The two women take their sleuthing very seriously but are new and really rely on various fiction and non-fiction TV programmes, with a little internet help thrown in, to guide them along their way.
This is the first of a series of books which will be based in Paris here a murder – or is it? -committed in the first arrondissement.* Everyone, even the police, are content that whilst it was a tragic death there was no foul play. Rachel, however is convinced that it was murder and is determined to find out what happened and bring the murderer to account.
What a charming modern-day ‘cosy’ mystery murder. We follow the two women as they ponder what might have actually occurred, investigate various suspects and try to find the evidence that would convince the police that they are right.
We walk with them, we ride the metro and learn a little of Paris and the people of Paris which is wonderful. I have only been to Paris once, many years ago, but I loved having it as a setting. A setting which certainly added to the enjoyment of this book. We also become truly engaged with the two lead characters and their quest. It will be a pleasure to read of more of their escapades in future books.
Nor are they the only characters to enjoy there are several suspects, Rachel’s partner Alan, the solicitor Benoît, Kiki and more. They are nicely presented, believable and well crafted. Mind you one or two of the minor characters were drawn in, it seemed to me, a somewhat tongue-in-cheek manner. Indeed the story is not without amusement, it is a lovely, lighthearted story in the sense that it is in no way gory. Nevertheless it does have some tense moments, there are more deaths and the pace picks up as we come towards the conclusion of this charming story.
All in all a book which will engage, allowing the reader to immerse themselves for a few hours in a well plotted, enjoyable whodunnit, or should that be who-didn’t-do-it, and allow this cosy mystery to envelop you.
*The city of Paris itself is officially divided into 20 districts called arrondissements, numbered from 1 to 20 in a clockwise spiral from the centre of the city (which is known as Kilometre Zero and is located at the front of Notre Dame). If you would like to view Paris on a map and see them for yourself take a look Parisnet.com
With thanks to David Haviland of Thistle Publishing for an eBook of Death in Paris. All thoughts are my own, I have received no payment for reviewing this book.
Imprint: Crooked Lane Books (9 Oct 2018).
Hardcover: ISBN: 978-1-68331-768-5
Epub: ISBN: 978-1-68331-769-2
Emilia Bernhard was born in Boston, Massachusetts in 1968. She got a B.A. from the University of Iowa, an M.A. from Boston University, and a Ph.D. from Brandeis University. A keen mover, she has lived in Philadelphia, Pennsylvania; Iowa City, Iowa; London, England; Boston, Massachusetts; Fayetteville, Arkansas, Cambridge, England, and Exeter, England. She currently lives in Bristol, also in England. She is a passionate lover of cats and baked goods.
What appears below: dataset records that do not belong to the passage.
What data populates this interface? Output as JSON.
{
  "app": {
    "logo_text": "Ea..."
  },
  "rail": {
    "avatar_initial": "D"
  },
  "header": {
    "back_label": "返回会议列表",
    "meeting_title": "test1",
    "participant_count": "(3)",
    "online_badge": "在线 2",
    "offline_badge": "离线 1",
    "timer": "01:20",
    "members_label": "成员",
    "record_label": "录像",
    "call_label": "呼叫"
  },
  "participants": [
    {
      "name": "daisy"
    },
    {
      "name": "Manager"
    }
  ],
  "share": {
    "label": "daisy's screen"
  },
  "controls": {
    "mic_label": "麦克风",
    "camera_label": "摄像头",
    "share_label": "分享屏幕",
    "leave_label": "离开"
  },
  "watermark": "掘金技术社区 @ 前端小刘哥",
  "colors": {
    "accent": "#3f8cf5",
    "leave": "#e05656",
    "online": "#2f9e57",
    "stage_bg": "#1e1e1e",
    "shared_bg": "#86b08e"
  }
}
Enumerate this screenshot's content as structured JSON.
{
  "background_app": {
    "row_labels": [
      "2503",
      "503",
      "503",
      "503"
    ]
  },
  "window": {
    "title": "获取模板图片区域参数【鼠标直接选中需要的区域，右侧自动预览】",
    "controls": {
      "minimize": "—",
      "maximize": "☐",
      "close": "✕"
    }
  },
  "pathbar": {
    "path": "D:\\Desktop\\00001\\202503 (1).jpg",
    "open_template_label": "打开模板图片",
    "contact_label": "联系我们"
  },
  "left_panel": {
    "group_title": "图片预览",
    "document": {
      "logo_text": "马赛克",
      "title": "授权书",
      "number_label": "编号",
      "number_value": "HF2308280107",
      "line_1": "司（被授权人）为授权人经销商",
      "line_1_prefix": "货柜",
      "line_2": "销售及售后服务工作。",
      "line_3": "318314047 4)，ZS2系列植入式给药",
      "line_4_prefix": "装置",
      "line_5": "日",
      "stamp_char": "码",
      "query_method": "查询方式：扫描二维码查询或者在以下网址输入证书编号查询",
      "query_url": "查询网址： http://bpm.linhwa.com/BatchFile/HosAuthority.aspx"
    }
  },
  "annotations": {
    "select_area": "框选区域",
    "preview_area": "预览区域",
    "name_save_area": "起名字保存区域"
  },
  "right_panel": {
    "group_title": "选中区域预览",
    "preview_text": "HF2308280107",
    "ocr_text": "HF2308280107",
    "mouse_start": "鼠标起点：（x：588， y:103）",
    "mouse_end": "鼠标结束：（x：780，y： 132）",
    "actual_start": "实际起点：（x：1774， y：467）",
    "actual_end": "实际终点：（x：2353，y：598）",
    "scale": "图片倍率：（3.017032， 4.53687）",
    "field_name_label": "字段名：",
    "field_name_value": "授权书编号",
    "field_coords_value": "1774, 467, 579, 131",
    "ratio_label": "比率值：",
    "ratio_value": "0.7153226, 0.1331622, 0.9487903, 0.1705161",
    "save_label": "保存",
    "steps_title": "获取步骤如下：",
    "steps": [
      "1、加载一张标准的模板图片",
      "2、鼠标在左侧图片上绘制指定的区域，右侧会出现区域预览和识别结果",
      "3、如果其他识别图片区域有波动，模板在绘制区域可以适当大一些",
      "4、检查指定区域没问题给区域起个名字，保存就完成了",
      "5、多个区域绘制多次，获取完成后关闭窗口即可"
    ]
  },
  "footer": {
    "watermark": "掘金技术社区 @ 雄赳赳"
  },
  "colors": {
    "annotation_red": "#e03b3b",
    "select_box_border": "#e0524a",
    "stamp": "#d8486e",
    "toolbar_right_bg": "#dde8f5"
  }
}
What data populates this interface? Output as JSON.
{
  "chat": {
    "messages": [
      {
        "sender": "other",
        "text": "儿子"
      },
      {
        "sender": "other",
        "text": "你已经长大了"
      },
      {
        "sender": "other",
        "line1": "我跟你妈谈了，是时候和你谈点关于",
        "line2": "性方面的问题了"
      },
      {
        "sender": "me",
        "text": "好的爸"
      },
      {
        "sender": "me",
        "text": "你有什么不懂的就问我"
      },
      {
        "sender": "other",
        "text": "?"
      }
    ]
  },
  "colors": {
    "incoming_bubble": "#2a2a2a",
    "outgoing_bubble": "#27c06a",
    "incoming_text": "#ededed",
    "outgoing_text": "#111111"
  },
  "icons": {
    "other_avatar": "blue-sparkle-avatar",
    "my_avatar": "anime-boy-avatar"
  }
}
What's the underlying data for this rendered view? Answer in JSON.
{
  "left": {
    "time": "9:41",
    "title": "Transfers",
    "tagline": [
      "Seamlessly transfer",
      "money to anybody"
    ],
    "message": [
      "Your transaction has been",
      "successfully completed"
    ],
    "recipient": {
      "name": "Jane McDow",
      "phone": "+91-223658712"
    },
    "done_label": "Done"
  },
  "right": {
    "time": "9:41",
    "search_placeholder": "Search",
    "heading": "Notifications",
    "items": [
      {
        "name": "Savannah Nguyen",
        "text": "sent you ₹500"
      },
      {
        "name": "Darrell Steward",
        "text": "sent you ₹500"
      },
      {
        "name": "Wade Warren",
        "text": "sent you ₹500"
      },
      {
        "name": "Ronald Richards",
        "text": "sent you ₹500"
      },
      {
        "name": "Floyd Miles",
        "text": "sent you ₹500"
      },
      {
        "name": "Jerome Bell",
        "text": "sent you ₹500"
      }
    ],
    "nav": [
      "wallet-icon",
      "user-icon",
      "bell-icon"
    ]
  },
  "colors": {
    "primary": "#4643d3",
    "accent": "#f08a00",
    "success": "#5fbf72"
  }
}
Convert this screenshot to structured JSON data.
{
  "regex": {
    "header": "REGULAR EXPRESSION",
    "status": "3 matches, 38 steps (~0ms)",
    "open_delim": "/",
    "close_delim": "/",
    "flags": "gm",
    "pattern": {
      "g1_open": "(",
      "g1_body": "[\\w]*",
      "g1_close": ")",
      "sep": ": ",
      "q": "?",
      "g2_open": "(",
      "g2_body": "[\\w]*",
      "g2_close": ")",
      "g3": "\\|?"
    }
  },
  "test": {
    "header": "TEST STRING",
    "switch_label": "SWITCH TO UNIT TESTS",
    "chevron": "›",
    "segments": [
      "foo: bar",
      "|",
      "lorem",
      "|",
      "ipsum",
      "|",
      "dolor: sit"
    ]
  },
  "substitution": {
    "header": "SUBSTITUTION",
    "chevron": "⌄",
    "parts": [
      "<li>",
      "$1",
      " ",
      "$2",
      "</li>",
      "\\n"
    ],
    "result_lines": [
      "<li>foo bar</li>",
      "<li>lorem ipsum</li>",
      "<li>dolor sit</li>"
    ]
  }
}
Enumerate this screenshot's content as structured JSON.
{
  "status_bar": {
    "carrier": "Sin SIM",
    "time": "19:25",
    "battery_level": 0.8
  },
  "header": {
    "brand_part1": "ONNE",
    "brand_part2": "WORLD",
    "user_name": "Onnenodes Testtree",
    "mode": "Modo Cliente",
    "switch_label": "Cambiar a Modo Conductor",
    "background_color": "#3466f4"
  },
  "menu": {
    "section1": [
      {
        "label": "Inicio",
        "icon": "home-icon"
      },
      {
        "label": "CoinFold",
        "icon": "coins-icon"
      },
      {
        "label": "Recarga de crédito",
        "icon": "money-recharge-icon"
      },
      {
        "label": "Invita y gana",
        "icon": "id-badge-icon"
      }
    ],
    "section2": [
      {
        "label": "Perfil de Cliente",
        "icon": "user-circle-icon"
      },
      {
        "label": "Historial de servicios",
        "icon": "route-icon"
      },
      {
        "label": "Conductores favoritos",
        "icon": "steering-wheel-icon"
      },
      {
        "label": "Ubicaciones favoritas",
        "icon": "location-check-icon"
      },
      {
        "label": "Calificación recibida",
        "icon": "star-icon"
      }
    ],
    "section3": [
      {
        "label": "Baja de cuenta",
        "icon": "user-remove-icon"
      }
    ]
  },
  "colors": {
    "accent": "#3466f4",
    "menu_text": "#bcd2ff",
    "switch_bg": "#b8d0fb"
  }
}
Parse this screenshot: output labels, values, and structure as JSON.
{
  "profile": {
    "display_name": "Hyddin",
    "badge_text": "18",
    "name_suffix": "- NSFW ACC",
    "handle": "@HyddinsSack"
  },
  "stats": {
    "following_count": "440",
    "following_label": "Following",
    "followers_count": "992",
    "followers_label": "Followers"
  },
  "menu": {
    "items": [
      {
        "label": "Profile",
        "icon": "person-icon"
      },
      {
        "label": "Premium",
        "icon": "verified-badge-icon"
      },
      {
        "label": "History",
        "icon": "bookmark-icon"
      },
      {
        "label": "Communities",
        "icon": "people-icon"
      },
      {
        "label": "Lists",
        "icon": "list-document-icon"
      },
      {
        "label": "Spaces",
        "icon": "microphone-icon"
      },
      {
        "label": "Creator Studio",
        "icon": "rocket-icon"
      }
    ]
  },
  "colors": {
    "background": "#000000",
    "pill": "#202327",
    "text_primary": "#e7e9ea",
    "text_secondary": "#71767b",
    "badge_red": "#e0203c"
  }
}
Although she has been writing all her life, Death in Paris is Bernhard’s first published novel, and the first in the continuing Death in Paris series. The series’ two detectives, Rachel Levis and Magda Stevens, are based in part on her and her best friend. In her other capacity, she works at the University of Exeter in Exeter, England, teaching Nineteenth-Century British Literature and Academic Writing.